Jakarta (ANTARA) - Konsultan properti Colliers International memperkirakan tingkat hunian perkantoran di kawasan DKI Jakarta bakal menurun pada kuartal IV-2019 ini karena semakin banyaknya pasokan gedung perkantoran, sedangkan permintaan untuk itu tidak melonjak.

"Tambahan pasok perkantoran baru menyebabkan tingkat hunian diperkirakan turun di kuartal IV-2019," kata Senior Associate Director Research Colliers International Indonesia, Ferry Salanto, di Jakarta, Rabu.

Menurut Ferry, permintaan dan proses mencari ruang kantor di ibu kota sebenarnya terus terjadi, namun aktivitas transaksi mendapatkan ruang perkantoran masih rendah.

Baca juga: Konsultan: 70 persen mal akan berada di Bodetabek

Ia juga mengungkapkan bahwa berbagai perusahaan yang masih aktif untuk berekspansi adalah jenis perusahaan berbasis teknologi digital dan telekomunikasi.

Berdasarkan data dari Colliers, total pasokan perkantoran di Central Business District (CBD) atau kawasan pusat bisnis di Jakarta adalah sebanyak 6,7 juta meter persegi, dan sebanyak 1,2 juta meter persegi masih belum terserap di kuartal III-2019.
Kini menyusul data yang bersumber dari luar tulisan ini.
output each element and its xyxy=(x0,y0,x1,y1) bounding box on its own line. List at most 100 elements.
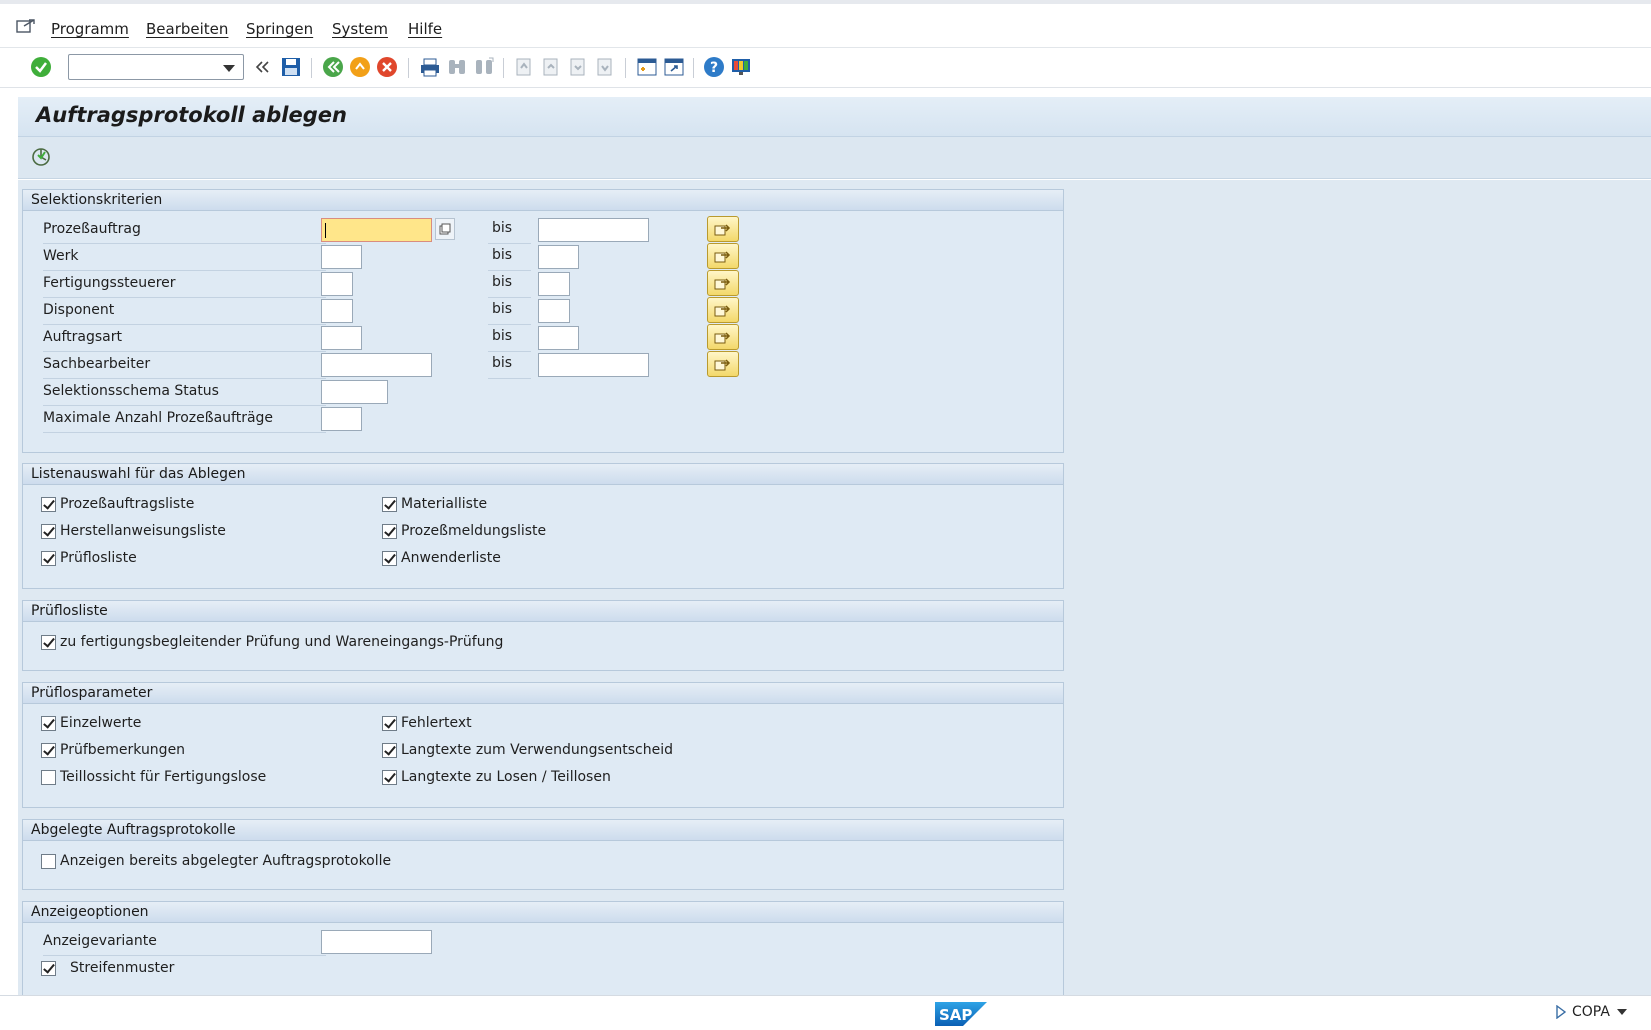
group-archived-logs: Abgelegte Auftragsprotokolle Anzeigen be… xyxy=(22,819,1064,890)
create-session-icon[interactable] xyxy=(635,55,659,79)
menu-system[interactable]: System xyxy=(332,20,388,38)
multiple-selection-button[interactable] xyxy=(707,297,739,323)
menu-expand-icon[interactable] xyxy=(16,18,36,36)
multiple-selection-button[interactable] xyxy=(707,324,739,350)
print-icon[interactable] xyxy=(418,55,442,79)
value-help-button[interactable] xyxy=(435,218,455,240)
checkbox[interactable] xyxy=(41,550,56,566)
clerk-from-input[interactable] xyxy=(321,353,432,377)
checkbox-stripe-pattern[interactable]: Streifenmuster xyxy=(41,957,174,979)
mrp-controller-from-input[interactable] xyxy=(321,299,353,323)
checkbox-show-archived-logs[interactable]: Anzeigen bereits abgelegter Auftragsprot… xyxy=(41,850,391,872)
menu-hilfe[interactable]: Hilfe xyxy=(408,20,442,38)
row-production-scheduler: Fertigungssteuerer bis xyxy=(23,270,1063,298)
display-variant-input[interactable] xyxy=(321,930,432,954)
plant-from-input[interactable] xyxy=(321,245,362,269)
checkbox[interactable] xyxy=(41,769,56,785)
shortcut-icon[interactable] xyxy=(662,55,686,79)
chevron-down-icon[interactable] xyxy=(1616,1008,1628,1016)
row-status-profile: Selektionsschema Status xyxy=(23,378,1063,406)
order-type-to-input[interactable] xyxy=(538,326,579,350)
menu-programm[interactable]: Programm xyxy=(51,20,129,38)
max-orders-input[interactable] xyxy=(321,407,362,431)
mrp-controller-to-input[interactable] xyxy=(538,299,570,323)
checkbox[interactable] xyxy=(41,634,56,650)
play-triangle-icon[interactable] xyxy=(1556,1005,1566,1019)
checkbox[interactable] xyxy=(41,853,56,869)
help-icon[interactable]: ? xyxy=(702,55,726,79)
multiple-selection-button[interactable] xyxy=(707,216,739,242)
checkbox-user-list[interactable]: Anwenderliste xyxy=(382,547,501,569)
checkbox[interactable] xyxy=(382,550,397,566)
menu-bar: Programm Bearbeiten Springen System Hilf… xyxy=(0,0,1651,48)
application-toolbar xyxy=(18,137,1651,179)
group-header: Prüflosparameter xyxy=(23,683,1063,704)
status-profile-input[interactable] xyxy=(321,380,388,404)
plant-to-input[interactable] xyxy=(538,245,579,269)
cancel-icon[interactable] xyxy=(375,55,399,79)
checkbox-process-order-list[interactable]: Prozeßauftragsliste xyxy=(41,493,194,515)
checkbox[interactable] xyxy=(382,715,397,731)
checkbox[interactable] xyxy=(382,523,397,539)
scheduler-from-input[interactable] xyxy=(321,272,353,296)
process-order-from-input[interactable] xyxy=(321,218,432,242)
exit-icon[interactable] xyxy=(348,55,372,79)
toolbar-separator xyxy=(311,58,312,78)
group-header: Abgelegte Auftragsprotokolle xyxy=(23,820,1063,841)
first-page-icon[interactable] xyxy=(512,55,536,79)
back-double-arrow-icon[interactable] xyxy=(250,55,274,79)
checkbox-label: Fehlertext xyxy=(401,715,472,731)
checkbox[interactable] xyxy=(41,523,56,539)
checkbox[interactable] xyxy=(382,496,397,512)
order-type-from-input[interactable] xyxy=(321,326,362,350)
checkbox-inspection-remarks[interactable]: Prüfbemerkungen xyxy=(41,739,185,761)
find-icon[interactable] xyxy=(445,55,469,79)
field-label: Werk xyxy=(43,247,326,271)
checkbox[interactable] xyxy=(41,960,56,976)
checkbox-defect-text[interactable]: Fehlertext xyxy=(382,712,472,734)
checkbox-label: Einzelwerte xyxy=(60,715,142,731)
checkbox-single-values[interactable]: Einzelwerte xyxy=(41,712,141,734)
next-page-icon[interactable] xyxy=(566,55,590,79)
menu-bearbeiten[interactable]: Bearbeiten xyxy=(146,20,228,38)
menu-springen[interactable]: Springen xyxy=(246,20,313,38)
checkbox-usage-decision-texts[interactable]: Langtexte zum Verwendungsentscheid xyxy=(382,739,673,761)
execute-icon[interactable] xyxy=(30,146,52,168)
toolbar-separator xyxy=(503,58,504,78)
group-selection-criteria: Selektionskriterien Prozeßauftrag bis We… xyxy=(22,189,1064,453)
find-next-icon[interactable] xyxy=(472,55,496,79)
last-page-icon[interactable] xyxy=(593,55,617,79)
row-process-order: Prozeßauftrag bis xyxy=(23,216,1063,244)
chevron-down-icon[interactable] xyxy=(223,65,235,72)
checkbox-production-instruction-list[interactable]: Herstellanweisungsliste xyxy=(41,520,226,542)
customize-layout-icon[interactable] xyxy=(729,55,753,79)
previous-page-icon[interactable] xyxy=(539,55,563,79)
checkbox-in-process-inspection[interactable]: zu fertigungsbegleitender Prüfung und Wa… xyxy=(41,631,503,653)
multiple-selection-button[interactable] xyxy=(707,243,739,269)
field-label: Selektionsschema Status xyxy=(43,382,326,406)
checkbox[interactable] xyxy=(41,496,56,512)
checkbox[interactable] xyxy=(41,742,56,758)
save-icon[interactable] xyxy=(279,55,303,79)
multiple-selection-button[interactable] xyxy=(707,270,739,296)
checkbox[interactable] xyxy=(382,769,397,785)
process-order-to-input[interactable] xyxy=(538,218,649,242)
scheduler-to-input[interactable] xyxy=(538,272,570,296)
enter-check-icon[interactable] xyxy=(29,55,53,79)
checkbox-material-list[interactable]: Materialliste xyxy=(382,493,487,515)
bis-label: bis xyxy=(488,328,531,352)
checkbox-process-message-list[interactable]: Prozeßmeldungsliste xyxy=(382,520,546,542)
row-clerk: Sachbearbeiter bis xyxy=(23,351,1063,379)
checkbox-label: Prozeßauftragsliste xyxy=(60,496,195,512)
checkbox-lot-long-texts[interactable]: Langtexte zu Losen / Teillosen xyxy=(382,766,611,788)
clerk-to-input[interactable] xyxy=(538,353,649,377)
back-icon[interactable] xyxy=(321,55,345,79)
checkbox[interactable] xyxy=(382,742,397,758)
checkbox[interactable] xyxy=(41,715,56,731)
system-id: COPA xyxy=(1572,1004,1610,1020)
command-field[interactable] xyxy=(68,54,244,80)
checkbox-inspection-lot-list[interactable]: Prüflosliste xyxy=(41,547,137,569)
multiple-selection-button[interactable] xyxy=(707,351,739,377)
checkbox-label: Langtexte zu Losen / Teillosen xyxy=(401,769,611,785)
checkbox-partial-lot-view[interactable]: Teillossicht für Fertigungslose xyxy=(41,766,266,788)
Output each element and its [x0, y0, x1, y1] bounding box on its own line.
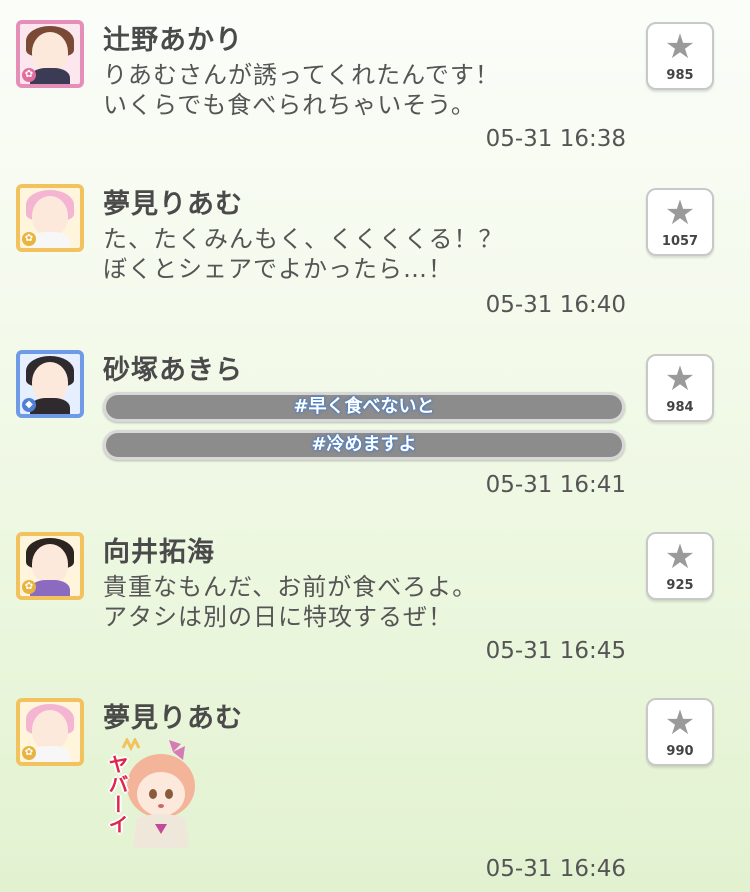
favorite-count: 990 [666, 744, 694, 759]
timestamp: 05-31 16:45 [485, 638, 626, 664]
favorite-count: 985 [666, 68, 694, 83]
star-icon: ★ [664, 193, 696, 233]
favorite-button[interactable]: ★ 985 [646, 22, 714, 90]
favorite-count: 984 [666, 400, 694, 415]
favorite-count: 1057 [661, 234, 699, 249]
timestamp: 05-31 16:40 [485, 292, 626, 318]
poster-name: 辻野あかり [103, 25, 243, 56]
star-icon: ★ [664, 27, 696, 67]
message-line: た、たくみんもく、くくくくる！？ [103, 225, 504, 253]
avatar[interactable]: ◆ [16, 350, 84, 418]
avatar[interactable]: ✿ [16, 20, 84, 88]
avatar[interactable]: ✿ [16, 184, 84, 252]
hashtag[interactable]: #早く食べないと [103, 392, 625, 422]
timestamp: 05-31 16:41 [485, 472, 626, 498]
message-line: りあむさんが誘ってくれたんです！ [103, 61, 500, 89]
message-line: 貴重なもんだ、お前が食べろよ。 [103, 573, 478, 601]
favorite-count: 925 [666, 578, 694, 593]
message-line: いくらでも食べられちゃいそう。 [103, 91, 476, 119]
message-line: ぼくとシェアでよかったら…！ [103, 255, 453, 283]
timestamp: 05-31 16:38 [485, 126, 626, 152]
poster-name: 向井拓海 [103, 537, 215, 568]
sticker-image: ヤバーイ [103, 736, 203, 848]
poster-name: 砂塚あきら [103, 355, 243, 386]
star-icon: ★ [664, 703, 696, 743]
star-icon: ★ [664, 359, 696, 399]
message-line: アタシは別の日に特攻するぜ！ [103, 603, 453, 631]
sticker-caption: ヤバーイ [105, 754, 129, 834]
favorite-button[interactable]: ★ 925 [646, 532, 714, 600]
poster-name: 夢見りあむ [103, 703, 243, 734]
timestamp: 05-31 16:46 [485, 856, 626, 882]
diamond-badge-icon: ◆ [22, 398, 36, 412]
poster-name: 夢見りあむ [103, 189, 243, 220]
flower-badge-icon: ✿ [22, 232, 36, 246]
avatar[interactable]: ✿ [16, 532, 84, 600]
star-icon: ★ [664, 537, 696, 577]
favorite-button[interactable]: ★ 984 [646, 354, 714, 422]
favorite-button[interactable]: ★ 990 [646, 698, 714, 766]
hashtag[interactable]: #冷めますよ [103, 430, 625, 460]
flower-badge-icon: ✿ [22, 580, 36, 594]
flower-badge-icon: ✿ [22, 68, 36, 82]
favorite-button[interactable]: ★ 1057 [646, 188, 714, 256]
avatar[interactable]: ✿ [16, 698, 84, 766]
flower-badge-icon: ✿ [22, 746, 36, 760]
Untuk CBD sendiri, total serapan y-o-y diperkirakan turun sekitar 10 persen pada periode 2019-2020. Sedangkan di luar CBD, pasokan baru perkantoran diperkirakan bakal terbatas mulai tahun 2020.

Baca juga: "E-commerce" dinilai tidak terlalu berdampak kepada kinerja mal

"Namun limpahan ruang yang belum terserap menyebabkan tingkat hunian cenderung stabil di 2020," katanya.

Sebelumnya, pengamat ekonomi dari Institute for Development of Economics and Finance (INDEF) Eko Listiyanto mendorong pemerintah meningkatkan insentif fiskal selain relaksasi ketentuan rasio nilai pinjaman terhadap aset (loan to value/LTV) untuk mendongkrak sektor properti.

"Properti itu banyak dinamika, selain suku bunga, juga permintaan dan pasokan, sarana prasarana misalnya listrik dan akses, itu semua satu paket, makanya sisi fiskal juga perlu didorong," katanya di Jakarta, Jumat (20/9).

Menurut dia, Bank Indonesia berupaya menggeliatkan sektor properti yang perlu ditingkatkan dengan cara mengeluarkan kebijakan penurunan LTV untuk uang muka kredit properti sebesar lima persen.

Upaya itu, lanjut dia, diambil bank sentral di tengah situasi ekonomi global saat ini melesu dan beberapa negara dibayangi resesi ekonomi sehingga turut berdampak khususnya kepada sektor investasi jangka menengah-panjang seperti properti.

"Dengan angka penurunan belum banyak itu sepertinya belum cukup signifikan mendorong properti, bukan karena (suku) bunga tapi karena di sisi properti, situasinya melemah," imbuh alumni pascasarjana Universitas Indonesia itu.